Artificial intelligence is no longer just a background process. It’s acting, deciding, and interacting in ways that blur the line between software and staff. From customer support bots to development assistants, AI agents now participate directly in workflows — often with the same access and privileges as human employees. That shift is quietly redefining identity security.
Ric Smith, president of product and technology at Okta, put it succinctly when we spoke: “We’ve got a new element to help protect our customers from which is the proliferation of these agents and treating them as they should be treated, which is as a user.”
This perspective reframes AI as a new class of user — one that behaves like an employee but operates at machine speed. Yet most organizations still treat AI as just another application or background service. Developers provision API keys or service accounts that allow AI systems to interact with corporate resources, but those credentials often persist indefinitely, without the same controls used for human accounts.
When Automation Outpaces Accountability
Smith warned that this hands-off approach is risky. He pointed out that companies typically have protocols in place to manage and monitor new employees, but AI agents are not getting the same scrutiny or oversight. “It’s like you take somebody off the street and you just bring them in and give them access to a bunch of stuff.”
The metaphor isn’t exaggerated. Modern AI systems are capable of retrieving data, writing code, and initiating actions independently. Without visibility or restrictions, they can make unauthorized changes, expose sensitive data, or amplify existing vulnerabilities.
Den Jones, founder and CEO of 909Cyber, reinforced that point. “The moment an AI system can log in, pull data, or take action, it’s part of your identity fabric — whether you’ve acknowledged it or not,” he said. “The problem is that most organizations still treat AI like infrastructure, not like an insider. Until we apply the same governance, visibility, and behavioral controls to machine identities as we do to people, we’re just creating a faster way to make the same mistakes.”
Smith noted that this dynamic mirrors long-standing patterns in cybersecurity: new technology arrives, adoption accelerates, and security follows behind. The difference is that AI works exponentially faster than humans. A lapse in oversight that once caused a minor issue can now scale into a major breach within seconds.
The Perimeter Has Changed — But Identity Hasn’t
Identity, Smith emphasized, has always been the weak link.
That insight resonates with current trends across the cybersecurity landscape. Attackers continue to rely on compromised credentials, phishing, and social engineering — because once they have an identity, they effectively become the organization. Now, as non-human identities proliferate, that same risk applies to AI agents and automated systems.
Identity is still the control plane of security. What’s changing is who — or what — needs to be controlled.
When Machines Make Mistakes
The risk isn’t limited to malicious use. Even well-intentioned AI can make errors that cause harm. Large language models and other AI systems operate probabilistically — they predict outcomes rather than make deterministic choices. The output from AI is, essentially, a “best guess.”
“LLMs are imperfect, like humans,” Smith said. “We hire people and they make mistakes. Well, now we have a more efficient person that we can hire that makes fewer mistakes, but they still make mistakes.”
That analogy reframes AI as an employee with flaws, not an infallible machine. An AI agent might misclassify data, delete critical files, or share sensitive information — believing it’s following instructions. And because it operates faster than humans, even a small misstep can cascade across systems before anyone notices.

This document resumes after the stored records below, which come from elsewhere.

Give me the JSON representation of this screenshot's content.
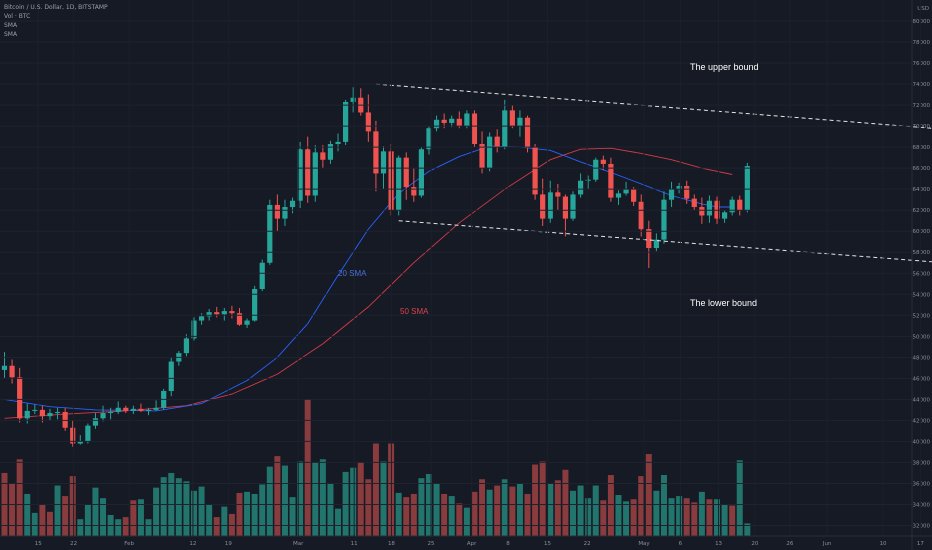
{
  "legend": {
    "symbol": "Bitcoin / U.S. Dollar, 1D, BITSTAMP",
    "volume": "Vol · BTC",
    "sma1": "SMA",
    "sma2": "SMA"
  },
  "currency": "USD",
  "chart_data": {
    "type": "candlestick",
    "ylim": [
      31000,
      82000
    ],
    "y_ticks": [
      32000,
      34000,
      36000,
      38000,
      40000,
      42000,
      44000,
      46000,
      48000,
      50000,
      52000,
      54000,
      56000,
      58000,
      60000,
      62000,
      64000,
      66000,
      68000,
      70000,
      72000,
      74000,
      76000,
      78000,
      80000
    ],
    "x_ticks": [
      {
        "label": "15",
        "x": 0.082
      },
      {
        "label": "22",
        "x": 0.158
      },
      {
        "label": "Feb",
        "x": 0.277
      },
      {
        "label": "12",
        "x": 0.414
      },
      {
        "label": "19",
        "x": 0.49
      },
      {
        "label": "Mar",
        "x": 0.64
      },
      {
        "label": "11",
        "x": 0.76
      },
      {
        "label": "18",
        "x": 0.84
      },
      {
        "label": "25",
        "x": 0.925
      },
      {
        "label": "Apr",
        "x": 1.012
      },
      {
        "label": "8",
        "x": 1.09
      },
      {
        "label": "15",
        "x": 1.175
      },
      {
        "label": "22",
        "x": 1.26
      },
      {
        "label": "May",
        "x": 1.382
      },
      {
        "label": "6",
        "x": 1.46
      },
      {
        "label": "13",
        "x": 1.542
      },
      {
        "label": "20",
        "x": 1.62
      },
      {
        "label": "26",
        "x": 1.695
      },
      {
        "label": "Jun",
        "x": 1.775
      },
      {
        "label": "10",
        "x": 1.895
      },
      {
        "label": "17",
        "x": 1.975
      }
    ],
    "candles": [
      [
        46800,
        48500,
        46000,
        47200
      ],
      [
        47200,
        47800,
        45500,
        46100
      ],
      [
        46100,
        47000,
        41800,
        42200
      ],
      [
        42200,
        43600,
        41700,
        42900
      ],
      [
        42900,
        43500,
        42600,
        43000
      ],
      [
        43000,
        43400,
        41800,
        42400
      ],
      [
        42400,
        43100,
        42000,
        42700
      ],
      [
        42700,
        43200,
        42100,
        42800
      ],
      [
        42800,
        43200,
        41000,
        41300
      ],
      [
        41300,
        42000,
        39500,
        39800
      ],
      [
        39800,
        40600,
        39700,
        40000
      ],
      [
        40000,
        41700,
        39800,
        41500
      ],
      [
        41500,
        42700,
        41200,
        42200
      ],
      [
        42200,
        43400,
        41900,
        42700
      ],
      [
        42700,
        43200,
        42100,
        42800
      ],
      [
        42800,
        43800,
        42600,
        43200
      ],
      [
        43200,
        43400,
        42700,
        42900
      ],
      [
        42900,
        43400,
        42600,
        43100
      ],
      [
        43100,
        43600,
        42800,
        42900
      ],
      [
        42900,
        43200,
        42500,
        43000
      ],
      [
        43000,
        43900,
        42900,
        43200
      ],
      [
        43200,
        45000,
        43000,
        44800
      ],
      [
        44800,
        48000,
        44300,
        47600
      ],
      [
        47600,
        48600,
        47200,
        48400
      ],
      [
        48400,
        50200,
        48100,
        49800
      ],
      [
        49800,
        51800,
        49600,
        51500
      ],
      [
        51500,
        52200,
        51100,
        51900
      ],
      [
        51900,
        52600,
        51500,
        52300
      ],
      [
        52300,
        52800,
        51800,
        52100
      ],
      [
        52100,
        52700,
        51500,
        52400
      ],
      [
        52400,
        52900,
        51700,
        52200
      ],
      [
        52200,
        52700,
        51000,
        51100
      ],
      [
        51100,
        51700,
        50800,
        51500
      ],
      [
        51500,
        54800,
        51400,
        54500
      ],
      [
        54500,
        57300,
        54300,
        57000
      ],
      [
        57000,
        63000,
        56800,
        62500
      ],
      [
        62500,
        63500,
        60000,
        61200
      ],
      [
        61200,
        63000,
        60500,
        62300
      ],
      [
        62300,
        63200,
        61700,
        62900
      ],
      [
        62900,
        68500,
        62200,
        67800
      ],
      [
        67800,
        69000,
        62700,
        63400
      ],
      [
        63400,
        68200,
        62800,
        67500
      ],
      [
        67500,
        68200,
        66000,
        66800
      ],
      [
        66800,
        68600,
        66400,
        68300
      ],
      [
        68300,
        69300,
        67600,
        68500
      ],
      [
        68500,
        72500,
        68200,
        72300
      ],
      [
        72300,
        73700,
        71300,
        72700
      ],
      [
        72700,
        73600,
        71000,
        71300
      ],
      [
        71300,
        73000,
        68500,
        69500
      ],
      [
        69500,
        70500,
        63800,
        65500
      ],
      [
        65500,
        68100,
        64000,
        67600
      ],
      [
        67600,
        68300,
        61500,
        62000
      ],
      [
        62000,
        67200,
        61500,
        67000
      ],
      [
        67000,
        67500,
        63000,
        64200
      ],
      [
        64200,
        66000,
        62800,
        63400
      ],
      [
        63400,
        68000,
        63200,
        67800
      ],
      [
        67800,
        70000,
        67300,
        69800
      ],
      [
        69800,
        71000,
        69500,
        70600
      ],
      [
        70600,
        71200,
        69800,
        70300
      ],
      [
        70300,
        71000,
        69900,
        70700
      ],
      [
        70700,
        71400,
        69800,
        70000
      ],
      [
        70000,
        71500,
        69800,
        71200
      ],
      [
        71200,
        71500,
        68000,
        68300
      ],
      [
        68300,
        69500,
        65500,
        66000
      ],
      [
        66000,
        69400,
        65700,
        69000
      ],
      [
        69000,
        69700,
        67500,
        68000
      ],
      [
        68000,
        72500,
        67800,
        71500
      ],
      [
        71500,
        72000,
        69800,
        70000
      ],
      [
        70000,
        71500,
        69000,
        70800
      ],
      [
        70800,
        71000,
        67500,
        68000
      ],
      [
        68000,
        68300,
        63000,
        63500
      ],
      [
        63500,
        65000,
        60500,
        61200
      ],
      [
        61200,
        64800,
        60800,
        63700
      ],
      [
        63700,
        64500,
        62000,
        63300
      ],
      [
        63300,
        63500,
        59500,
        61200
      ],
      [
        61200,
        63800,
        61000,
        63500
      ],
      [
        63500,
        65500,
        63200,
        64800
      ],
      [
        64800,
        65300,
        64000,
        64900
      ],
      [
        64900,
        67000,
        64700,
        66800
      ],
      [
        66800,
        67200,
        65800,
        66400
      ],
      [
        66400,
        67000,
        62800,
        63200
      ],
      [
        63200,
        63900,
        62500,
        63600
      ],
      [
        63600,
        64700,
        63400,
        64000
      ],
      [
        64000,
        64200,
        62400,
        62800
      ],
      [
        62800,
        63500,
        59500,
        60200
      ],
      [
        60200,
        61000,
        56500,
        58400
      ],
      [
        58400,
        59800,
        58100,
        59200
      ],
      [
        59200,
        63800,
        58800,
        63000
      ],
      [
        63000,
        64700,
        62300,
        64000
      ],
      [
        64000,
        64600,
        63600,
        64300
      ],
      [
        64300,
        64800,
        62600,
        63100
      ],
      [
        63100,
        63500,
        62000,
        62300
      ],
      [
        62300,
        63200,
        60700,
        61500
      ],
      [
        61500,
        63400,
        60800,
        62900
      ],
      [
        62900,
        63300,
        60700,
        61200
      ],
      [
        61200,
        62000,
        60800,
        61800
      ],
      [
        61800,
        63300,
        61500,
        63000
      ],
      [
        63000,
        63400,
        61500,
        62000
      ],
      [
        62000,
        66500,
        61800,
        66200
      ]
    ],
    "volume": [
      [
        37000,
        1
      ],
      [
        36000,
        1
      ],
      [
        38300,
        1
      ],
      [
        35000,
        0
      ],
      [
        33200,
        0
      ],
      [
        34000,
        1
      ],
      [
        33300,
        1
      ],
      [
        35800,
        0
      ],
      [
        34800,
        1
      ],
      [
        36700,
        1
      ],
      [
        32600,
        0
      ],
      [
        34000,
        0
      ],
      [
        35600,
        0
      ],
      [
        34600,
        0
      ],
      [
        33000,
        0
      ],
      [
        32600,
        0
      ],
      [
        32800,
        1
      ],
      [
        34400,
        1
      ],
      [
        34500,
        0
      ],
      [
        32600,
        0
      ],
      [
        35600,
        0
      ],
      [
        36600,
        0
      ],
      [
        37000,
        0
      ],
      [
        36500,
        0
      ],
      [
        36200,
        0
      ],
      [
        35300,
        0
      ],
      [
        35700,
        0
      ],
      [
        34000,
        0
      ],
      [
        32800,
        1
      ],
      [
        33800,
        0
      ],
      [
        33100,
        1
      ],
      [
        35100,
        1
      ],
      [
        35200,
        0
      ],
      [
        35000,
        0
      ],
      [
        35900,
        0
      ],
      [
        37600,
        0
      ],
      [
        38600,
        1
      ],
      [
        37700,
        0
      ],
      [
        34700,
        0
      ],
      [
        38100,
        0
      ],
      [
        44000,
        1
      ],
      [
        38000,
        0
      ],
      [
        38300,
        0
      ],
      [
        36000,
        0
      ],
      [
        33600,
        0
      ],
      [
        37100,
        0
      ],
      [
        37500,
        0
      ],
      [
        38000,
        1
      ],
      [
        36400,
        1
      ],
      [
        39800,
        1
      ],
      [
        38100,
        0
      ],
      [
        39800,
        1
      ],
      [
        35100,
        0
      ],
      [
        34700,
        1
      ],
      [
        35000,
        1
      ],
      [
        36500,
        0
      ],
      [
        36900,
        0
      ],
      [
        36000,
        0
      ],
      [
        35000,
        1
      ],
      [
        34800,
        0
      ],
      [
        34100,
        1
      ],
      [
        33700,
        0
      ],
      [
        35200,
        1
      ],
      [
        36400,
        1
      ],
      [
        35400,
        0
      ],
      [
        35800,
        1
      ],
      [
        36400,
        0
      ],
      [
        35700,
        1
      ],
      [
        36000,
        0
      ],
      [
        35000,
        1
      ],
      [
        37800,
        1
      ],
      [
        38100,
        1
      ],
      [
        36000,
        0
      ],
      [
        36300,
        1
      ],
      [
        37300,
        1
      ],
      [
        35300,
        0
      ],
      [
        35800,
        0
      ],
      [
        34600,
        0
      ],
      [
        35800,
        0
      ],
      [
        34400,
        1
      ],
      [
        36800,
        1
      ],
      [
        34900,
        0
      ],
      [
        34300,
        0
      ],
      [
        34500,
        1
      ],
      [
        36700,
        1
      ],
      [
        38800,
        1
      ],
      [
        35300,
        0
      ],
      [
        36800,
        0
      ],
      [
        34600,
        0
      ],
      [
        34800,
        0
      ],
      [
        34600,
        1
      ],
      [
        34200,
        1
      ],
      [
        35200,
        0
      ],
      [
        34500,
        1
      ],
      [
        34500,
        0
      ],
      [
        34000,
        0
      ],
      [
        33900,
        1
      ],
      [
        38200,
        0
      ],
      [
        32200,
        0
      ]
    ],
    "sma20": [
      [
        0,
        44000
      ],
      [
        6,
        43300
      ],
      [
        12,
        43000
      ],
      [
        20,
        42900
      ],
      [
        26,
        43600
      ],
      [
        32,
        45800
      ],
      [
        36,
        48000
      ],
      [
        40,
        51200
      ],
      [
        44,
        55800
      ],
      [
        48,
        60200
      ],
      [
        52,
        63600
      ],
      [
        56,
        65700
      ],
      [
        60,
        67100
      ],
      [
        64,
        68100
      ],
      [
        68,
        68000
      ],
      [
        72,
        67700
      ],
      [
        76,
        66600
      ],
      [
        80,
        65600
      ],
      [
        84,
        64500
      ],
      [
        88,
        63400
      ],
      [
        92,
        62600
      ],
      [
        94,
        62300
      ],
      [
        96,
        62300
      ]
    ],
    "sma50": [
      [
        0,
        42200
      ],
      [
        8,
        42600
      ],
      [
        16,
        42900
      ],
      [
        24,
        43400
      ],
      [
        30,
        44500
      ],
      [
        36,
        46400
      ],
      [
        42,
        49300
      ],
      [
        48,
        52800
      ],
      [
        54,
        57000
      ],
      [
        60,
        60800
      ],
      [
        66,
        64000
      ],
      [
        72,
        66800
      ],
      [
        76,
        67800
      ],
      [
        80,
        67900
      ],
      [
        84,
        67400
      ],
      [
        88,
        66800
      ],
      [
        92,
        66000
      ],
      [
        96,
        65400
      ]
    ],
    "upper_bound_line": [
      [
        49.0,
        74000
      ],
      [
        124.0,
        69700
      ]
    ],
    "lower_bound_line": [
      [
        52.0,
        61000
      ],
      [
        124.0,
        57000
      ]
    ],
    "labels": {
      "upper": "The upper bound",
      "lower": "The lower bound",
      "sma20": "20 SMA",
      "sma50": "50 SMA"
    },
    "colors": {
      "up": "#26a69a",
      "down": "#ef5350",
      "vol_up": "#22756c",
      "vol_down": "#893b3d",
      "sma20": "#2962ff",
      "sma50": "#d53b45",
      "background": "#161a25"
    }
  }
}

Building Guardrails for the AI Identity Era
To meet this challenge, organizations must extend identity frameworks to include non-human users. That means applying the same principles used for employees — onboarding, access provisioning, behavioral monitoring, and offboarding — to AI systems as well.
Smith described this as a foundational shift: “That’s a lot of new users that we need to gain new controls over to help our customers stay protected.”

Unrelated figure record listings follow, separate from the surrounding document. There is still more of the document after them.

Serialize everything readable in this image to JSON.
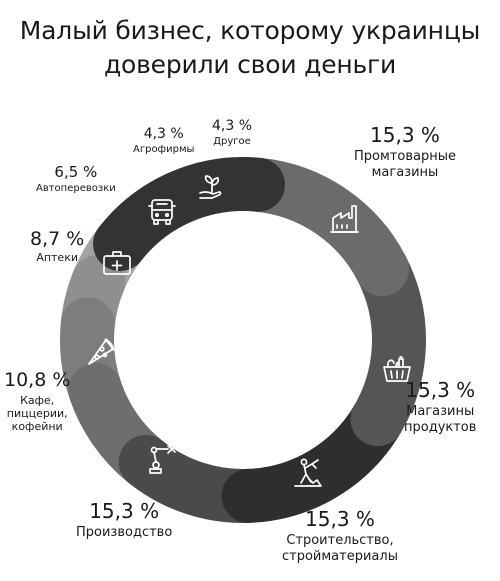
{
  "header": {
    "title_line1": "Малый бизнес, которому украинцы",
    "title_line2": "доверили свои деньги"
  },
  "chart_data": {
    "type": "pie",
    "title": "Малый бизнес, которому украинцы доверили свои деньги",
    "donut": true,
    "slices": [
      {
        "label": "Промтоварные магазины",
        "label_lines": [
          "Промтоварные",
          "магазины"
        ],
        "value": 15.3,
        "value_label": "15,3 %",
        "icon": "factory-icon",
        "color": "#333333"
      },
      {
        "label": "Магазины продуктов",
        "label_lines": [
          "Магазины",
          "продуктов"
        ],
        "value": 15.3,
        "value_label": "15,3 %",
        "icon": "grocery-basket-icon",
        "color": "#6b6b6b"
      },
      {
        "label": "Строительство, стройматериалы",
        "label_lines": [
          "Строительство,",
          "стройматериалы"
        ],
        "value": 15.3,
        "value_label": "15,3 %",
        "icon": "construction-worker-icon",
        "color": "#555555"
      },
      {
        "label": "Производство",
        "label_lines": [
          "Производство"
        ],
        "value": 15.3,
        "value_label": "15,3 %",
        "icon": "robot-arm-icon",
        "color": "#2e2e2e"
      },
      {
        "label": "Кафе, пиццерии, кофейни",
        "label_lines": [
          "Кафе,",
          "пиццерии,",
          "кофейни"
        ],
        "value": 10.8,
        "value_label": "10,8 %",
        "icon": "pizza-slice-icon",
        "color": "#4a4a4a"
      },
      {
        "label": "Аптеки",
        "label_lines": [
          "Аптеки"
        ],
        "value": 8.7,
        "value_label": "8,7 %",
        "icon": "first-aid-kit-icon",
        "color": "#6e6e6e"
      },
      {
        "label": "Автоперевозки",
        "label_lines": [
          "Автоперевозки"
        ],
        "value": 6.5,
        "value_label": "6,5 %",
        "icon": "truck-icon",
        "color": "#7d7d7d"
      },
      {
        "label": "Агрофирмы",
        "label_lines": [
          "Агрофирмы"
        ],
        "value": 4.3,
        "value_label": "4,3 %",
        "icon": "plant-in-hand-icon",
        "color": "#8f8f8f"
      },
      {
        "label": "Другое",
        "label_lines": [
          "Другое"
        ],
        "value": 4.3,
        "value_label": "4,3 %",
        "icon": "",
        "color": "#a3a3a3"
      }
    ]
  }
}
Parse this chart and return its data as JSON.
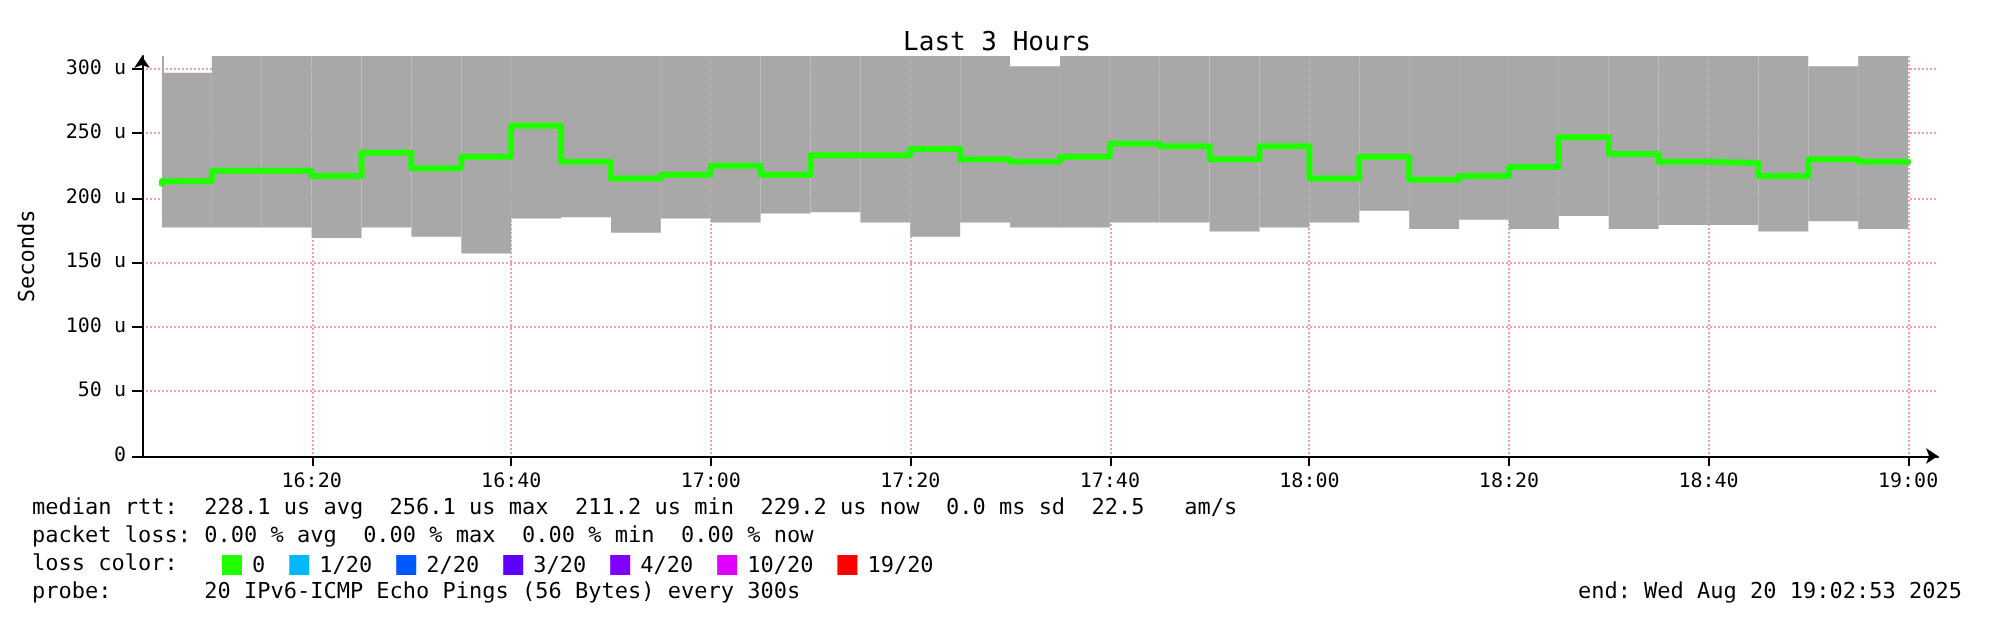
{
  "chart_data": {
    "type": "step",
    "title": "Last 3 Hours",
    "ylabel": "Seconds",
    "legend_title": "loss color:",
    "x": [
      "2025-08-20T16:05",
      "2025-08-20T16:10",
      "2025-08-20T16:15",
      "2025-08-20T16:20",
      "2025-08-20T16:25",
      "2025-08-20T16:30",
      "2025-08-20T16:35",
      "2025-08-20T16:40",
      "2025-08-20T16:45",
      "2025-08-20T16:50",
      "2025-08-20T16:55",
      "2025-08-20T17:00",
      "2025-08-20T17:05",
      "2025-08-20T17:10",
      "2025-08-20T17:15",
      "2025-08-20T17:20",
      "2025-08-20T17:25",
      "2025-08-20T17:30",
      "2025-08-20T17:35",
      "2025-08-20T17:40",
      "2025-08-20T17:45",
      "2025-08-20T17:50",
      "2025-08-20T17:55",
      "2025-08-20T18:00",
      "2025-08-20T18:05",
      "2025-08-20T18:10",
      "2025-08-20T18:15",
      "2025-08-20T18:20",
      "2025-08-20T18:25",
      "2025-08-20T18:30",
      "2025-08-20T18:35",
      "2025-08-20T18:40",
      "2025-08-20T18:45",
      "2025-08-20T18:50",
      "2025-08-20T18:55",
      "2025-08-20T19:00"
    ],
    "series": [
      {
        "name": "0",
        "color": "#20ff00",
        "values": [
          211,
          213,
          221,
          221,
          217,
          235,
          223,
          232,
          256,
          228,
          215,
          218,
          225,
          218,
          233,
          233,
          238,
          230,
          228,
          232,
          242,
          240,
          230,
          240,
          215,
          232,
          214,
          217,
          224,
          247,
          234,
          228,
          227,
          217,
          230,
          228
        ],
        "lower": [
          181,
          177,
          177,
          177,
          169,
          177,
          170,
          157,
          184,
          185,
          173,
          184,
          181,
          188,
          189,
          181,
          170,
          181,
          177,
          177,
          181,
          181,
          174,
          177,
          181,
          190,
          176,
          183,
          176,
          186,
          176,
          179,
          179,
          174,
          182,
          176
        ],
        "upper": [
          310,
          297,
          310,
          310,
          310,
          310,
          310,
          310,
          310,
          310,
          310,
          310,
          310,
          310,
          310,
          310,
          310,
          310,
          302,
          310,
          310,
          310,
          310,
          310,
          310,
          310,
          310,
          310,
          310,
          310,
          310,
          310,
          310,
          310,
          302,
          310
        ]
      },
      {
        "name": "1/20",
        "color": "#00b8ff",
        "values": [
          null,
          null,
          null,
          null,
          null,
          null,
          null,
          null,
          null,
          null,
          null,
          null,
          null,
          null,
          null,
          null,
          null,
          null,
          null,
          null,
          null,
          null,
          null,
          null,
          null,
          null,
          null,
          null,
          null,
          null,
          null,
          null,
          null,
          null,
          null,
          null
        ]
      },
      {
        "name": "2/20",
        "color": "#0059ff",
        "values": [
          null,
          null,
          null,
          null,
          null,
          null,
          null,
          null,
          null,
          null,
          null,
          null,
          null,
          null,
          null,
          null,
          null,
          null,
          null,
          null,
          null,
          null,
          null,
          null,
          null,
          null,
          null,
          null,
          null,
          null,
          null,
          null,
          null,
          null,
          null,
          null
        ]
      },
      {
        "name": "3/20",
        "color": "#5e00ff",
        "values": [
          null,
          null,
          null,
          null,
          null,
          null,
          null,
          null,
          null,
          null,
          null,
          null,
          null,
          null,
          null,
          null,
          null,
          null,
          null,
          null,
          null,
          null,
          null,
          null,
          null,
          null,
          null,
          null,
          null,
          null,
          null,
          null,
          null,
          null,
          null,
          null
        ]
      },
      {
        "name": "4/20",
        "color": "#7e00ff",
        "values": [
          null,
          null,
          null,
          null,
          null,
          null,
          null,
          null,
          null,
          null,
          null,
          null,
          null,
          null,
          null,
          null,
          null,
          null,
          null,
          null,
          null,
          null,
          null,
          null,
          null,
          null,
          null,
          null,
          null,
          null,
          null,
          null,
          null,
          null,
          null,
          null
        ]
      },
      {
        "name": "10/20",
        "color": "#dd00ff",
        "values": [
          null,
          null,
          null,
          null,
          null,
          null,
          null,
          null,
          null,
          null,
          null,
          null,
          null,
          null,
          null,
          null,
          null,
          null,
          null,
          null,
          null,
          null,
          null,
          null,
          null,
          null,
          null,
          null,
          null,
          null,
          null,
          null,
          null,
          null,
          null,
          null
        ]
      },
      {
        "name": "19/20",
        "color": "#ff0000",
        "values": [
          null,
          null,
          null,
          null,
          null,
          null,
          null,
          null,
          null,
          null,
          null,
          null,
          null,
          null,
          null,
          null,
          null,
          null,
          null,
          null,
          null,
          null,
          null,
          null,
          null,
          null,
          null,
          null,
          null,
          null,
          null,
          null,
          null,
          null,
          null,
          null
        ]
      }
    ],
    "xlim": [
      "2025-08-20T16:03",
      "2025-08-20T19:03"
    ],
    "xticks": [
      {
        "value": "2025-08-20T16:20",
        "label": "16:20"
      },
      {
        "value": "2025-08-20T16:40",
        "label": "16:40"
      },
      {
        "value": "2025-08-20T17:00",
        "label": "17:00"
      },
      {
        "value": "2025-08-20T17:20",
        "label": "17:20"
      },
      {
        "value": "2025-08-20T17:40",
        "label": "17:40"
      },
      {
        "value": "2025-08-20T18:00",
        "label": "18:00"
      },
      {
        "value": "2025-08-20T18:20",
        "label": "18:20"
      },
      {
        "value": "2025-08-20T18:40",
        "label": "18:40"
      },
      {
        "value": "2025-08-20T19:00",
        "label": "19:00"
      }
    ],
    "ylim": [
      0,
      310
    ],
    "yticks": [
      0,
      {
        "value": 50,
        "label": "50 u"
      },
      {
        "value": 100,
        "label": "100 u"
      },
      {
        "value": 150,
        "label": "150 u"
      },
      {
        "value": 200,
        "label": "200 u"
      },
      {
        "value": 250,
        "label": "250 u"
      },
      {
        "value": 300,
        "label": "300 u"
      }
    ],
    "grid": true,
    "legend": "bottom left",
    "marker": "none",
    "line_style": "solid",
    "annotations": [
      "median rtt:  228.1 us avg  256.1 us max  211.2 us min  229.2 us now  0.0 ms sd  22.5   am/s",
      "packet loss: 0.00 % avg  0.00 % max  0.00 % min  0.00 % now",
      "probe:       20 IPv6-ICMP Echo Pings (56 Bytes) every 300s",
      "end: Wed Aug 20 19:02:53 2025"
    ]
  }
}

Managing AI identities will require continuous visibility and the ability to analyze behavioral patterns in real time. It’s not just about verifying who — or what — is acting, but ensuring that their actions align with intent.
The Future of Trust
AI brings enormous potential, but also new exposure. The digital perimeter hasn’t vanished — it’s multiplying with every new machine identity introduced into the enterprise. The organizations that evolve their identity systems to account for AI will be better positioned to innovate safely.
In this new era, cybersecurity isn’t just about defending against external attackers. It’s about ensuring that autonomous systems, however intelligent, remain accountable to the same principles of trust, transparency, and control that govern every other user.